The Eighth Amendment, made applicable to the States through the Fourteenth Amendment, provides that "[e]xcessive bail shall not be required, nor excessive fines imposed, nor cruel and unusual punishments inflicted.” See Furman v. Georgia, 408 U.S. 238, 239, 92 S.Ct. 2726, 33 L.Ed.2d 346 (1972). Similarly, Article I, § 17 of the Iowa Constitution provides that "Excessive bail shall not be required; excessive fines shall not be imposed, and cruel and unusual punishment shall not be inflicted.” State another way, these provisions "guarantee[ ] individuals the right not to be subjected to excessive sanctions.” Roper v. Simmons, 543 U.S. 551, 561, 125 S.Ct. 1183, 161 L.Ed.2d 1 (2005) (noting that "[t]he right flows from the basic 'precept of justice that punishment for crime should be graduated and proportioned to [the] offense.' ” (quoting Atkins v. Virginia, 536 U.S. 304, 311, 122 S.Ct. 2242, 153 L.Ed.2d 335 (2002))). In determining whether a punishment is cruel and unusual, “courts must look beyond historical conceptions to ‘the evolving standards of decency that mark the progress of a maturing society.’ ” Graham, 560 U.S. at 58, 130 S.Ct. 2011 (quoting Estelle v. Gamble, 429 U.S. 97, 102, 97 S.Ct. 285, 50 L.Ed.2d 251 (1976)); see also State v. Bruegger, 773 N.W.2d 862, 882 (Iowa 2009) ("Article I, section 17 of the Iowa Constitution prohibits cruel and unusual punishment in language materially identical to its federal counterpart. Our past cases have generally assumed that the standards for assessing whether a sentence amounts to cruel and unusual punishment under the Iowa Constitution are identical to the Federal Constitution.”).

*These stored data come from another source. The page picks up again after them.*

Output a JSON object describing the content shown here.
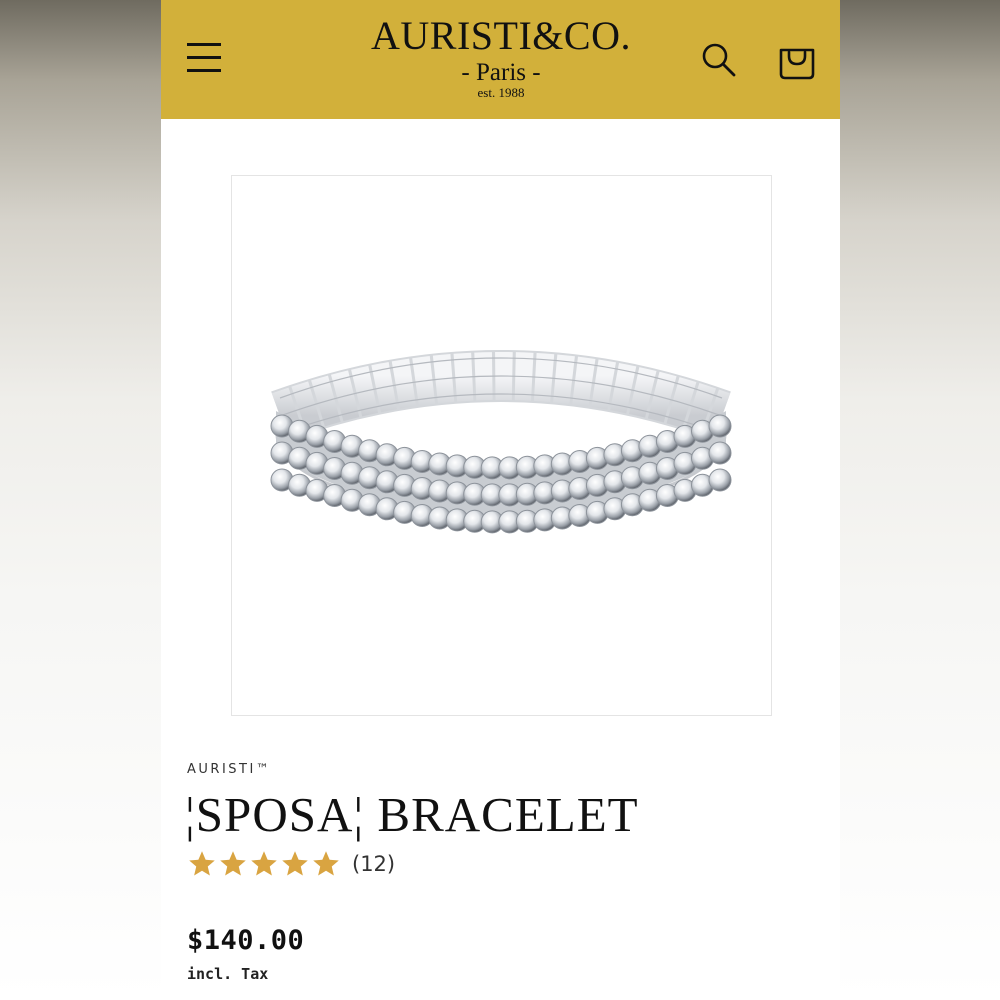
{
  "header": {
    "logo": {
      "name": "AURISTI&CO.",
      "city": "- Paris -",
      "established": "est. 1988"
    },
    "icons": {
      "menu": "menu-icon",
      "search": "search-icon",
      "cart": "cart-icon"
    },
    "background_color": "#d2b03a"
  },
  "product": {
    "image": "bracelet-image",
    "brand": "AURISTI™",
    "title": "¦SPOSA¦ BRACELET",
    "rating": {
      "stars": 5,
      "max": 5,
      "count": "(12)",
      "star_color": "#d9a441"
    },
    "price": "$140.00",
    "tax_note": "incl. Tax"
  }
}
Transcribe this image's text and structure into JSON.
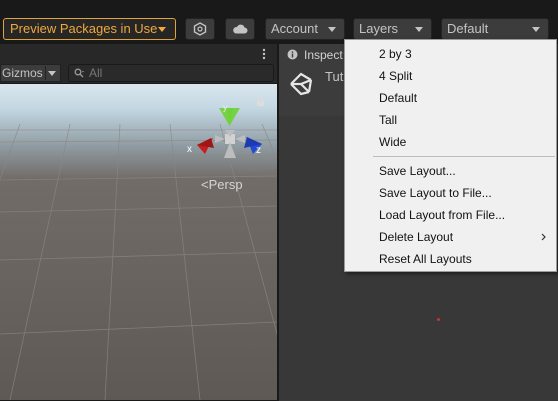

. "[L]ife without parole is ‘the second most severe penalty permitted by law.’ ” Graham, 560 U.S. at 69, 130 S.Ct. 2011 (quoting Harmelin v. Michigan, 501 U.S. 957, 1001, 111 S.Ct. 2680, 115 L.Ed.2d 836 (1991)).

. The Court articulated the teachings of Graham and Roper in recapping the "wealth of characteristics and circumstances attendant to [youth]/’ but also explained that consideration must be given to a juvenile’s home life, his role in the homicide offense, the impact of familial and peer pressure on the circumstances of the offense, and the likelihood of rehabilitation. Miller, 132 S.Ct. at 2468. As well, the court noted that youth often have difficulties not experienced by adults in dealing with police and prosecutors and in assisting their attorneys. Id.

. The Due Process clause only “applies- when, government action deprives a person of liberty or property." Greenholtz v. Inmates of the *945Neb. Penal & Corr. Complex, 442 U.S. 1, 7, 99 S.Ct. 2100, 60 L.Ed.2d 668 (1979).

. The Court notes that the Iowa Constitution arguably provides an even stronger basis for Plaintiffs due process claims that does the Federal Constitution, given the Iowa Supreme Court’s rulings in Null, Ragland, Pearson, and Lyle.